Умение найти выход из трудного положения
Игорь нашёл на полу какой-то крошечный чёрный кружок и протянул мне.
– Что это? – задумался я вслух. – Какой-то кружочек.
– Биби, – говорит Игорь.
– Как – биби? – говорю. – Автомобиль разве такой? Ты ведь знаешь, какой автомобиль.
– Биби, – настойчиво повторяет Игорь.
Тут только я понял, что это было колесо, отломавшееся от игрушечного автомобильчика. Именно это Игорь и хотел сказать словом «биби».
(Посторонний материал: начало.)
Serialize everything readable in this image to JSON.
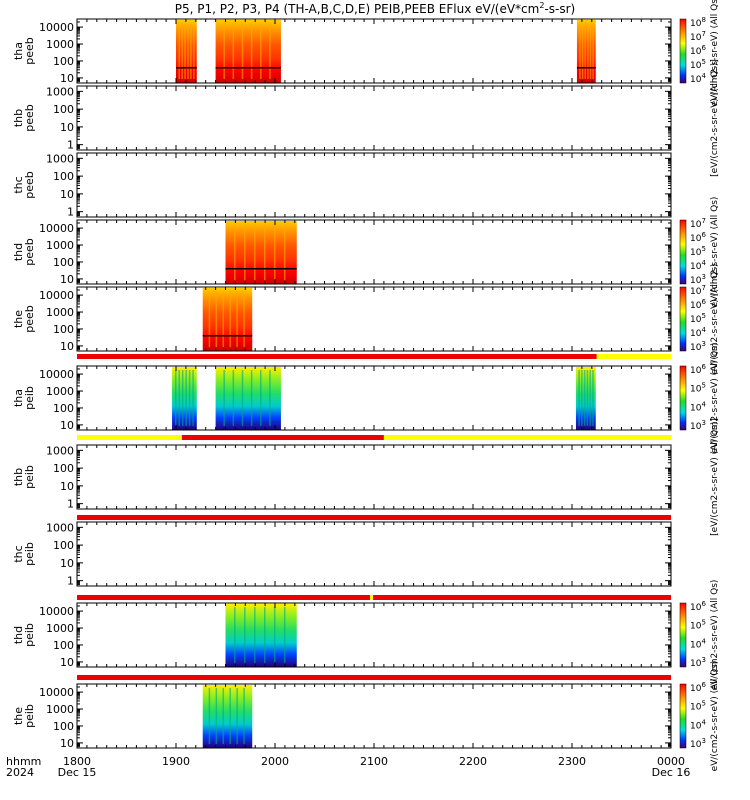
{
  "title": "P5, P1, P2, P3, P4 (TH-A,B,C,D,E) PEIB,PEEB EFlux eV/(eV*cm",
  "title_sup": "2",
  "title_tail": "-s-sr)",
  "colors": {
    "bar_red": "#ee0000",
    "bar_yellow": "#ffff00",
    "axis": "#000000"
  },
  "chart_data": [
    {
      "type": "heatmap",
      "panel": "tha peeb",
      "ylabel": [
        "tha",
        "peeb"
      ],
      "yticks": [
        "10000",
        "1000",
        "100",
        "10"
      ],
      "ylim": [
        5,
        30000
      ],
      "log_y": true,
      "data_blocks": [
        {
          "t0": 1900,
          "t1": 1921,
          "kind": "electron"
        },
        {
          "t0": 1940,
          "t1": 2006,
          "kind": "electron"
        },
        {
          "t0": 2305,
          "t1": 2324,
          "kind": "electron"
        }
      ],
      "colorbar": {
        "labels": [
          "10^8",
          "10^7",
          "10^6",
          "10^5",
          "10^4"
        ],
        "title": "eV/(cm2-s-sr-eV) (All Qs)"
      }
    },
    {
      "type": "heatmap",
      "panel": "thb peeb",
      "ylabel": [
        "thb",
        "peeb"
      ],
      "yticks": [
        "1000",
        "100",
        "10",
        "1"
      ],
      "ylim": [
        0.5,
        2000
      ],
      "log_y": true,
      "data_blocks": [],
      "colorbar": {
        "labels": [],
        "title": "[eV/(cm2-s-sr-eV) (All Qs)]"
      }
    },
    {
      "type": "heatmap",
      "panel": "thc peeb",
      "ylabel": [
        "thc",
        "peeb"
      ],
      "yticks": [
        "1000",
        "100",
        "10",
        "1"
      ],
      "ylim": [
        0.5,
        2000
      ],
      "log_y": true,
      "data_blocks": [],
      "colorbar": {
        "labels": [],
        "title": ""
      }
    },
    {
      "type": "heatmap",
      "panel": "thd peeb",
      "ylabel": [
        "thd",
        "peeb"
      ],
      "yticks": [
        "10000",
        "1000",
        "100",
        "10"
      ],
      "ylim": [
        5,
        30000
      ],
      "log_y": true,
      "data_blocks": [
        {
          "t0": 1950,
          "t1": 2022,
          "kind": "electron"
        }
      ],
      "colorbar": {
        "labels": [
          "10^7",
          "10^6",
          "10^5",
          "10^4",
          "10^3"
        ],
        "title": "eV/(cm2-s-sr-eV) (All Qs)"
      }
    },
    {
      "type": "heatmap",
      "panel": "the peeb",
      "ylabel": [
        "the",
        "peeb"
      ],
      "yticks": [
        "10000",
        "1000",
        "100",
        "10"
      ],
      "ylim": [
        5,
        30000
      ],
      "log_y": true,
      "data_blocks": [
        {
          "t0": 1927,
          "t1": 1977,
          "kind": "electron"
        }
      ],
      "colorbar": {
        "labels": [
          "10^7",
          "10^6",
          "10^5",
          "10^4",
          "10^3"
        ],
        "title": "eV/(cm2-s-sr-eV) (All Qs)"
      }
    },
    {
      "type": "heatmap",
      "panel": "tha peib",
      "ylabel": [
        "tha",
        "peib"
      ],
      "yticks": [
        "10000",
        "1000",
        "100",
        "10"
      ],
      "ylim": [
        5,
        30000
      ],
      "log_y": true,
      "data_blocks": [
        {
          "t0": 1896,
          "t1": 1921,
          "kind": "ion"
        },
        {
          "t0": 1940,
          "t1": 2006,
          "kind": "ion"
        },
        {
          "t0": 2304,
          "t1": 2324,
          "kind": "ion"
        }
      ],
      "colorbar": {
        "labels": [
          "10^6",
          "10^5",
          "10^4",
          "10^3"
        ],
        "title": "eV/(cm2-s-sr-eV) (All Qs)"
      }
    },
    {
      "type": "heatmap",
      "panel": "thb peib",
      "ylabel": [
        "thb",
        "peib"
      ],
      "yticks": [
        "1000",
        "100",
        "10",
        "1"
      ],
      "ylim": [
        0.5,
        2000
      ],
      "log_y": true,
      "data_blocks": [],
      "colorbar": {
        "labels": [],
        "title": "[eV/(cm2-s-sr-eV) (All Qs)]"
      }
    },
    {
      "type": "heatmap",
      "panel": "thc peib",
      "ylabel": [
        "thc",
        "peib"
      ],
      "yticks": [
        "1000",
        "100",
        "10",
        "1"
      ],
      "ylim": [
        0.5,
        2000
      ],
      "log_y": true,
      "data_blocks": [],
      "colorbar": {
        "labels": [],
        "title": ""
      }
    },
    {
      "type": "heatmap",
      "panel": "thd peib",
      "ylabel": [
        "thd",
        "peib"
      ],
      "yticks": [
        "10000",
        "1000",
        "100",
        "10"
      ],
      "ylim": [
        5,
        30000
      ],
      "log_y": true,
      "data_blocks": [
        {
          "t0": 1950,
          "t1": 2022,
          "kind": "ion"
        }
      ],
      "colorbar": {
        "labels": [
          "10^6",
          "10^5",
          "10^4",
          "10^3"
        ],
        "title": "eV/(cm2-s-sr-eV) (All Qs)"
      }
    },
    {
      "type": "heatmap",
      "panel": "the peib",
      "ylabel": [
        "the",
        "peib"
      ],
      "yticks": [
        "10000",
        "1000",
        "100",
        "10"
      ],
      "ylim": [
        5,
        30000
      ],
      "log_y": true,
      "data_blocks": [
        {
          "t0": 1927,
          "t1": 1977,
          "kind": "ion"
        }
      ],
      "colorbar": {
        "labels": [
          "10^6",
          "10^5",
          "10^4",
          "10^3"
        ],
        "title": "eV/(cm2-s-sr-eV) (All Qs)"
      }
    }
  ],
  "status_bars": [
    {
      "after_panel": 4,
      "segments": [
        {
          "from": 1800,
          "to": 2325,
          "color": "red"
        },
        {
          "from": 2325,
          "to": 2400,
          "color": "yellow"
        }
      ]
    },
    {
      "after_panel": 5,
      "segments": [
        {
          "from": 1800,
          "to": 1906,
          "color": "yellow"
        },
        {
          "from": 1906,
          "to": 2110,
          "color": "red"
        },
        {
          "from": 2110,
          "to": 2400,
          "color": "yellow"
        }
      ]
    },
    {
      "after_panel": 6,
      "segments": [
        {
          "from": 1800,
          "to": 2400,
          "color": "red"
        }
      ]
    },
    {
      "after_panel": 7,
      "segments": [
        {
          "from": 1800,
          "to": 2096,
          "color": "red"
        },
        {
          "from": 2096,
          "to": 2099,
          "color": "yellow"
        },
        {
          "from": 2099,
          "to": 2400,
          "color": "red"
        }
      ]
    },
    {
      "after_panel": 8,
      "segments": [
        {
          "from": 1800,
          "to": 2400,
          "color": "red"
        }
      ]
    }
  ],
  "x_axis": {
    "ticks": [
      "1800",
      "1900",
      "2000",
      "2100",
      "2200",
      "2300",
      "0000"
    ],
    "corner_labels": [
      "hhmm",
      "2024"
    ],
    "start_date": "Dec 15",
    "end_date": "Dec 16"
  }
}
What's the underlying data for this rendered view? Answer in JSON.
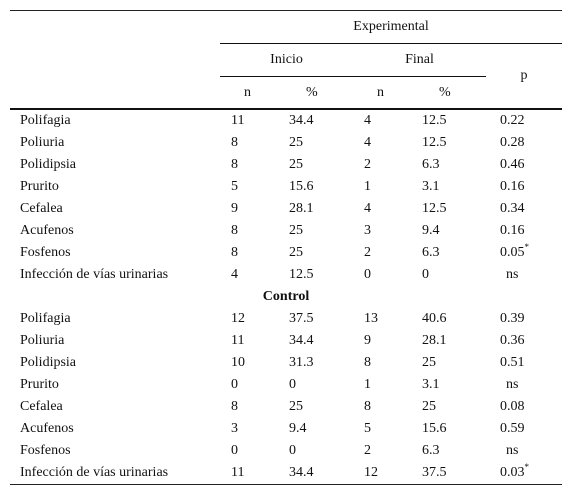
{
  "header": {
    "group": "Experimental",
    "inicio": "Inicio",
    "final": "Final",
    "p": "p",
    "n1": "n",
    "pct1": "%",
    "n2": "n",
    "pct2": "%"
  },
  "experimental_rows": [
    {
      "label": "Polifagia",
      "n1": "11",
      "pct1": "34.4",
      "n2": "4",
      "pct2": "12.5",
      "p": "0.22",
      "sig": ""
    },
    {
      "label": "Poliuria",
      "n1": "8",
      "pct1": "25",
      "n2": "4",
      "pct2": "12.5",
      "p": "0.28",
      "sig": ""
    },
    {
      "label": "Polidipsia",
      "n1": "8",
      "pct1": "25",
      "n2": "2",
      "pct2": "6.3",
      "p": "0.46",
      "sig": ""
    },
    {
      "label": "Prurito",
      "n1": "5",
      "pct1": "15.6",
      "n2": "1",
      "pct2": "3.1",
      "p": "0.16",
      "sig": ""
    },
    {
      "label": "Cefalea",
      "n1": "9",
      "pct1": "28.1",
      "n2": "4",
      "pct2": "12.5",
      "p": "0.34",
      "sig": ""
    },
    {
      "label": "Acufenos",
      "n1": "8",
      "pct1": "25",
      "n2": "3",
      "pct2": "9.4",
      "p": "0.16",
      "sig": ""
    },
    {
      "label": "Fosfenos",
      "n1": "8",
      "pct1": "25",
      "n2": "2",
      "pct2": "6.3",
      "p": "0.05",
      "sig": "*"
    },
    {
      "label": "Infección de vías urinarias",
      "n1": "4",
      "pct1": "12.5",
      "n2": "0",
      "pct2": "0",
      "p": "ns",
      "sig": ""
    }
  ],
  "control_title": "Control",
  "control_rows": [
    {
      "label": "Polifagia",
      "n1": "12",
      "pct1": "37.5",
      "n2": "13",
      "pct2": "40.6",
      "p": "0.39",
      "sig": ""
    },
    {
      "label": "Poliuria",
      "n1": "11",
      "pct1": "34.4",
      "n2": "9",
      "pct2": "28.1",
      "p": "0.36",
      "sig": ""
    },
    {
      "label": "Polidipsia",
      "n1": "10",
      "pct1": "31.3",
      "n2": "8",
      "pct2": "25",
      "p": "0.51",
      "sig": ""
    },
    {
      "label": "Prurito",
      "n1": "0",
      "pct1": "0",
      "n2": "1",
      "pct2": "3.1",
      "p": "ns",
      "sig": ""
    },
    {
      "label": "Cefalea",
      "n1": "8",
      "pct1": "25",
      "n2": "8",
      "pct2": "25",
      "p": "0.08",
      "sig": ""
    },
    {
      "label": "Acufenos",
      "n1": "3",
      "pct1": "9.4",
      "n2": "5",
      "pct2": "15.6",
      "p": "0.59",
      "sig": ""
    },
    {
      "label": "Fosfenos",
      "n1": "0",
      "pct1": "0",
      "n2": "2",
      "pct2": "6.3",
      "p": "ns",
      "sig": ""
    },
    {
      "label": "Infección de vías urinarias",
      "n1": "11",
      "pct1": "34.4",
      "n2": "12",
      "pct2": "37.5",
      "p": "0.03",
      "sig": "*"
    }
  ]
}
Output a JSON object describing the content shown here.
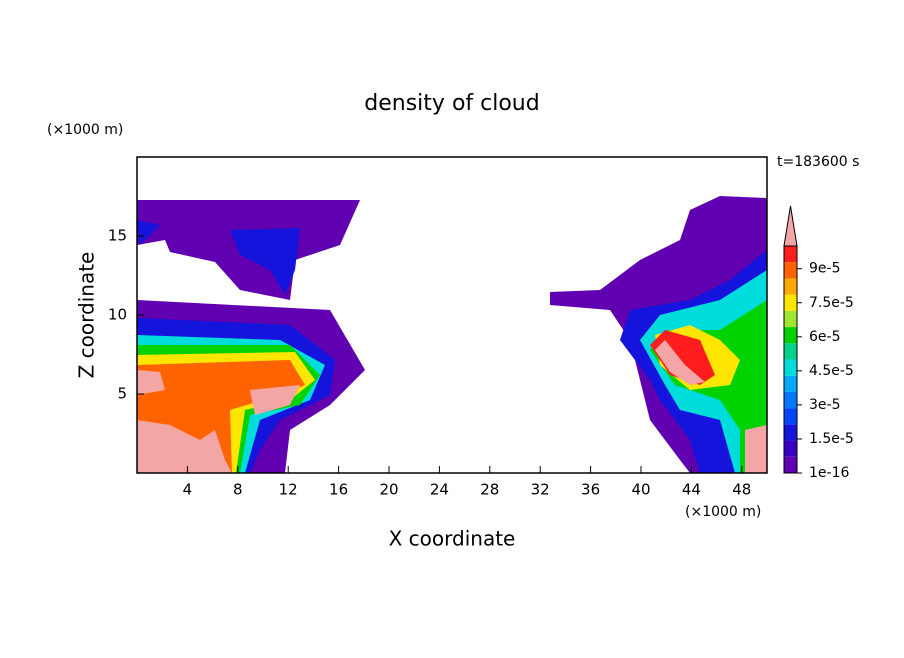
{
  "chart_data": {
    "type": "contour",
    "title": "density of cloud",
    "x_label": "X coordinate",
    "y_label": "Z coordinate",
    "x_unit": "(×1000 m)",
    "y_unit": "(×1000 m)",
    "time_label": "t=183600 s",
    "xlim": [
      0,
      50
    ],
    "xticks": [
      4,
      8,
      12,
      16,
      20,
      24,
      28,
      32,
      36,
      40,
      44,
      48
    ],
    "ylim": [
      0,
      20
    ],
    "yticks": [
      5,
      10,
      15
    ],
    "colorbar": {
      "lim": [
        1e-16,
        0.0001
      ],
      "ticks": [
        {
          "value": 1e-16,
          "label": "1e-16"
        },
        {
          "value": 1.5e-05,
          "label": "1.5e-5"
        },
        {
          "value": 3e-05,
          "label": "3e-5"
        },
        {
          "value": 4.5e-05,
          "label": "4.5e-5"
        },
        {
          "value": 6e-05,
          "label": "6e-5"
        },
        {
          "value": 7.5e-05,
          "label": "7.5e-5"
        },
        {
          "value": 9e-05,
          "label": "9e-5"
        }
      ],
      "colors": [
        "#6000b0",
        "#3a00c0",
        "#1414dc",
        "#0046ff",
        "#0078ff",
        "#00aaff",
        "#00dcdc",
        "#00d28c",
        "#00d200",
        "#a0e632",
        "#ffe600",
        "#ffaa00",
        "#ff6400",
        "#ff1e1e"
      ],
      "extend_color": "#f4a6a6"
    }
  }
}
В другой раз вытащил из чулана завалившуюся за шкаф тарелку и сказал:
– Ням-ням.
Ясно!
Дома у него стоят у дверей миниатюрные валеночки с крошечными галошками. Думаю: знает ли он такое слово, как «валенки»? Спрашиваю:
– Что это?
Не задумываясь отвечает:
– Тпруа.
Тоже понятно, так как «тпруа» на языке почти всех малышей означает глагол «гулять».
Однажды увидел на улице брошенную кем-то изношенную женскую туфлю, нагнулся над ней, осмотрел деловито и определил:
– Баба.
Наверно, решил, что Таня как-нибудь проходила по улице и потеряла с ноги туфлю.